MLP-KAN: implementation of the Kolmogorov-Arnold layer in a multilayer perceptron

Oleg Galchonkov; Oleksii Baranov; Oleh Maslov; Mykola Babych; Illia Baskov

doi:10.15587/1729-4061.2025.328928

Authors

Oleg Galchonkov Odesa Polytechnic National University, Ukraine https://orcid.org/0000-0001-5468-7299
Oleksii Baranov Oracle World Headquarters, United States https://orcid.org/0009-0002-5951-2636
Oleh Maslov Odesa Polytechnic National University, Ukraine https://orcid.org/0000-0002-0288-0289
Mykola Babych Odesa Polytechnic National University, Ukraine https://orcid.org/0000-0002-3946-9880
Illia Baskov Odesa Polytechnic National University, Ukraine https://orcid.org/0000-0002-3517-6773

DOI:

https://doi.org/10.15587/1729-4061.2025.328928

Keywords:

multilayer perceptron, neural network, Kolmogorov-Arnold network, weight coefficients, radial basis functions

Abstract

The object of this study is neural networks used for categorizing objects in images. The task addressed in the work is to identify options for building a multilayer perceptron architecture that apply the Kolmogorov-Arnold layer and are characterized by the best ratio of classification quality and computational effort.
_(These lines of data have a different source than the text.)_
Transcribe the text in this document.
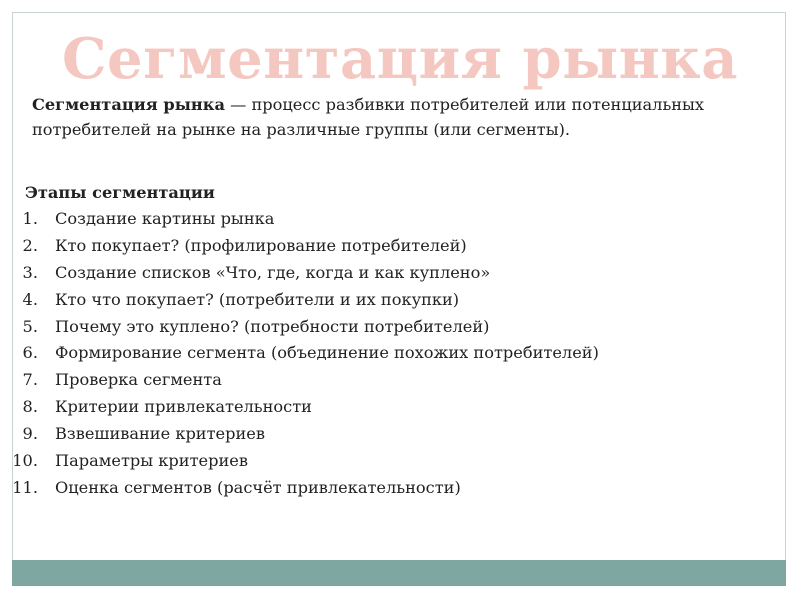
Сегментация рынка

Сегментация рынка — процесс разбивки потребителей или потенциальных потребителей на рынке на различные группы (или сегменты).

Этапы сегментации

1. Создание картины рынка
2. Кто покупает? (профилирование потребителей)
3. Создание списков «Что, где, когда и как куплено»
4. Кто что покупает? (потребители и их покупки)
5. Почему это куплено? (потребности потребителей)
6. Формирование сегмента (объединение похожих потребителей)
7. Проверка сегмента
8. Критерии привлекательности
9. Взвешивание критериев
10. Параметры критериев
11. Оценка сегментов (расчёт привлекательности)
The paper proposes a modification to the multilayer perceptron (MLP) by replacing the first hidden layer with a Kolmogorov-Arnold layer. This allowed the use of the approximating properties of neurons and learning activation functions simultaneously. A feature of the designed MLP-KAN neural network, unlike the classical KAN network, is the use of only one activation function for each of the input elements. The training of activation functions is carried out on the basis of invariant radial basis functions, which are composed using learning weight coefficients. Such construction of the MLP-KAN neural network architecture allowed the use of typical libraries and optimizers for its training. In this case, unlike known analogs, there is no slowdown in the learning speed.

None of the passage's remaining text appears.